We "Run BKK"...Sorta

Last Wednesday, April 30, I woke up at 4:00 AM and headed for the train station in Chiang Mai fully prepared to start the next chapter of my journey.  I was sad to say goodbye to Lolly for the third time, but I was beyond excited for her and her new apartment that we had moved her into the day before. 

Although I rode on a train in Ukraine a few years ago, I had never spent an entire day, or 15 hours to be exact, riding on one.  My destination was Bangkok to meet my cousin, Caroline, who was landing at 11:45 PM that night by way of Japan. 
 The train ride was uneventful with the exception of one unanticipated stop on the way.  For South East Asian transportation, this was miraculous.  I spent most of the morning reading, and when the batteries of my electronic reader were exhausted, I busied myself with staring out the window and trying to make new friends.  Given that there were only a handful of Thais scattered throughout my train car, staring out the window became the preferred activity of choice.  

The views were quite impressive, and I got to see parts of the countryside that most night buses do not afford their riders.  If you have 15 hours and find yourself in Chiang Mai trying to get to Bangkok for next to nothing, I would actually recommend the train - check out Seat 61's amazing guide to transportation and pricing options.
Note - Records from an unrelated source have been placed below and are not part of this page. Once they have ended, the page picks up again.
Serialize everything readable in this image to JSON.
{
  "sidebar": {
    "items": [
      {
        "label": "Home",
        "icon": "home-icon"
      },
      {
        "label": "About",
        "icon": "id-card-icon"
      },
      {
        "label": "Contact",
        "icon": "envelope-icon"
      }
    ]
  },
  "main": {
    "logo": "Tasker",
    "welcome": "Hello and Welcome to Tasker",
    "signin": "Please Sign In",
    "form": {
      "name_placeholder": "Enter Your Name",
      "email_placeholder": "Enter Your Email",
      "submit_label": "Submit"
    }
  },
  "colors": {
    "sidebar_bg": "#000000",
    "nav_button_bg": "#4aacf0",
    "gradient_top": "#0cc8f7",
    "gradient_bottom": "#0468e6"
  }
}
If you have $65, and you don’t want to sweat on a train and stare out of the window, then you can take the 1.5 hour flight…whatever works.
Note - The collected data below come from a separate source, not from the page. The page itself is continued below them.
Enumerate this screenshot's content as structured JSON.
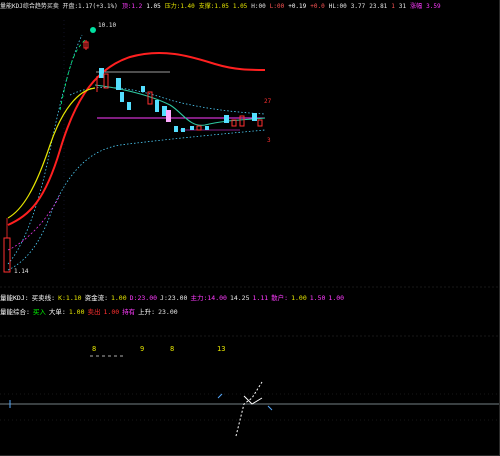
{
  "header": {
    "items": [
      {
        "text": "量能KDJ综合趋势买卖 开盘:1.17(+3.1%)",
        "color": "#e6e6e6"
      },
      {
        "text": "顶:1.2",
        "color": "#ff3bff"
      },
      {
        "text": "1.05",
        "color": "#ffffff"
      },
      {
        "text": "压力:1.40",
        "color": "#e6e600"
      },
      {
        "text": "支撑:1.05",
        "color": "#e6e600"
      },
      {
        "text": "1.05",
        "color": "#e6e600"
      },
      {
        "text": "H:00",
        "color": "#e6e6e6"
      },
      {
        "text": "L:00",
        "color": "#ff5555"
      },
      {
        "text": "+0.19",
        "color": "#ffffff"
      },
      {
        "text": "+0.0",
        "color": "#ff5555"
      },
      {
        "text": "HL:00",
        "color": "#e6e6e6"
      },
      {
        "text": "3.77",
        "color": "#e6e6e6"
      },
      {
        "text": "23.81",
        "color": "#e6e6e6"
      },
      {
        "text": "1",
        "color": "#ff5555"
      },
      {
        "text": "31",
        "color": "#e6e6e6"
      },
      {
        "text": "涨幅",
        "color": "#ff3bff"
      },
      {
        "text": "3.59",
        "color": "#ff3bff"
      }
    ]
  },
  "price_labels": {
    "high": "10.10",
    "low": "1.14",
    "right_up": "27",
    "right_down": "3"
  },
  "indicator_row1": {
    "items": [
      {
        "text": "量能KDJ:",
        "color": "#ffffff"
      },
      {
        "text": "买卖线:",
        "color": "#ffffff"
      },
      {
        "text": "K:1.10",
        "color": "#e6e600"
      },
      {
        "text": "资金流:",
        "color": "#ffffff"
      },
      {
        "text": "1.00",
        "color": "#e6e600"
      },
      {
        "text": "D:23.00",
        "color": "#ff3bff"
      },
      {
        "text": "J:23.00",
        "color": "#e6e6e6"
      },
      {
        "text": "主力:14.00",
        "color": "#ff3bff"
      },
      {
        "text": "14.25",
        "color": "#e6e6e6"
      },
      {
        "text": "1.11",
        "color": "#ff3bff"
      },
      {
        "text": "散户:",
        "color": "#ff3bff"
      },
      {
        "text": "1.00",
        "color": "#e6e600"
      },
      {
        "text": "1.50",
        "color": "#ff3bff"
      },
      {
        "text": "1.00",
        "color": "#ff3bff"
      }
    ]
  },
  "indicator_row2": {
    "items": [
      {
        "text": "量能综合:",
        "color": "#ffffff"
      },
      {
        "text": "买入",
        "color": "#00ff00"
      },
      {
        "text": "大单:",
        "color": "#ffffff"
      },
      {
        "text": "1.00",
        "color": "#e6e600"
      },
      {
        "text": "卖出",
        "color": "#ff3030"
      },
      {
        "text": "1.00",
        "color": "#ff3030"
      },
      {
        "text": "持有",
        "color": "#ff3bff"
      },
      {
        "text": "上升:",
        "color": "#ffffff"
      },
      {
        "text": "23.00",
        "color": "#e6e6e6"
      }
    ]
  },
  "counters": [
    {
      "text": "8",
      "color": "#e6e600"
    },
    {
      "text": "9",
      "color": "#e6e600"
    },
    {
      "text": "8",
      "color": "#e6e600"
    },
    {
      "text": "13",
      "color": "#e6e600"
    }
  ],
  "colors": {
    "background": "#000000",
    "up_candle": "#ff3030",
    "down_candle": "#55dfff",
    "ma_long": "#ff2020",
    "ma_mid": "#e6e600",
    "support_line": "#ff3bff",
    "resistance_line": "#d0d0d0",
    "band": "#4fd3ff",
    "guide": "#00ff7f"
  }
}
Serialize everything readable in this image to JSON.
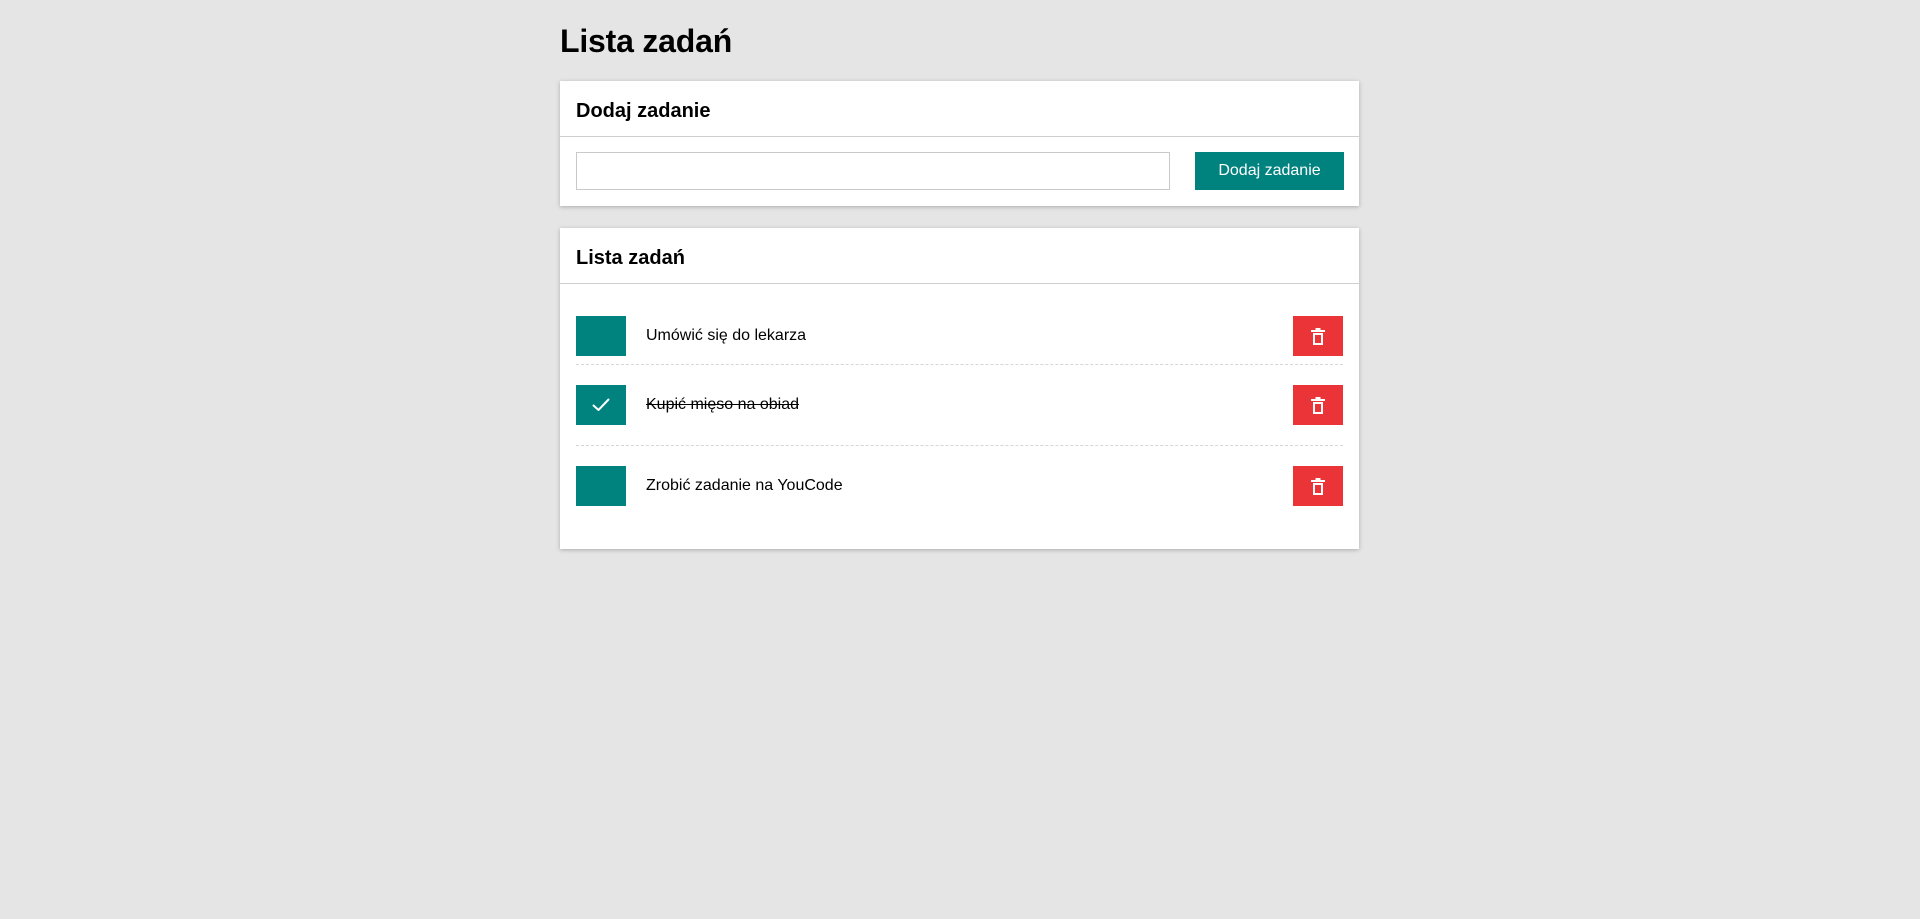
{
  "page": {
    "title": "Lista zadań"
  },
  "add_card": {
    "title": "Dodaj zadanie",
    "input_value": "",
    "input_placeholder": "",
    "button_label": "Dodaj zadanie"
  },
  "list_card": {
    "title": "Lista zadań",
    "tasks": [
      {
        "text": "Umówić się do lekarza",
        "done": false
      },
      {
        "text": "Kupić mięso na obiad",
        "done": true
      },
      {
        "text": "Zrobić zadanie na YouCode",
        "done": false
      }
    ]
  },
  "icons": {
    "checkbox_checked": "check-icon",
    "delete": "trash-icon"
  },
  "colors": {
    "background": "#e5e5e5",
    "accent": "#00827f",
    "danger": "#ea3437",
    "card": "#ffffff"
  }
}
            When we arrived at the Don Mueng airport in Bangkok at 9 PM, I used a little bit of the street smarts that I have acquired in Thailand along with a pinch of luck, and got myself on the exclusive tram that runs between the two international airports.  This free mode of transportation being reserved for paying passengers only, a rule that was enforced by a very strict, yet equally as disgruntled Thai guard, I felt quite proud of my sneaky accomplishment AKA creating a fake reservation.
          Around 11:30 PM I arrived at the proper airport and waited for Caroline to walk out from behind the international arrivals partition.  After holding my breath while watching hundreds of Chinese tourists with guides holding colored flags, countless backpackers, and more than a few businessmen, I was starting to worry that she didn’t make her connecting flight leaving Japan.  I had no wifi to check one way or the other. Thankfully, she walked out at about 12:15 AM, and our Bangkok adventure official began!

            For those of you who have spent time in Bangkok, you know that our first stop had to be the infamous Khao San Road.  We soaked up the night life, and caught up over a liter of Chang while watching the craziness that was unfolding in the street – you can find a little bit of everything in Bangkok… We met some characters, but around 5 AM we were exhausted, so we took our backpacks, left the party scene, and headed to find a place to crash. 
            This trip marked Caroline’s first time in Thailand and my first experience spending time exclusively in Bangkok.  Suffice to say, we both learned a lot.  We adventured on foot, tuk tuk, metro, private boat (we accidentally chartered our own tour boat…seriously), and taxi and after three days reflected that each part of the city we had seen was truly unique from the rest of the city.  

Bangkok is enormous, busy, HOT, and at all hours of the day and night, teeming with activity. 
 
            In just a few short days we had visited the Grand Palace & Wat Phra Kaew, or the Temple of the Emerald Buddha, The Pavilion of Regalia, the Golden Buddha of Wat Traimit Wittayaram, seen The Grand Swing, stayed in three hostels, partied on Kao San Road twice, tasted the best Pad Thai ever, accidentally walked through a protest (seriously), drank out of a coconut, ate scorpion and some fried grub in hopes of getting a free night at our hostel, toured the city on the Chao Phraya River, visited a floating market, saw Soi Cowboy (if you don’t know what this is, you’re better off), and smelled more scents that I knew existed. 

            Best of all, we got to catch up with one another.  It was so much fun getting lost with Caroline in Bangkok, and when it was time for Jennifer to arrive on Sunday night, we were both ready to say goodbye to the City of Angels and hit the beaches of southern Thailand!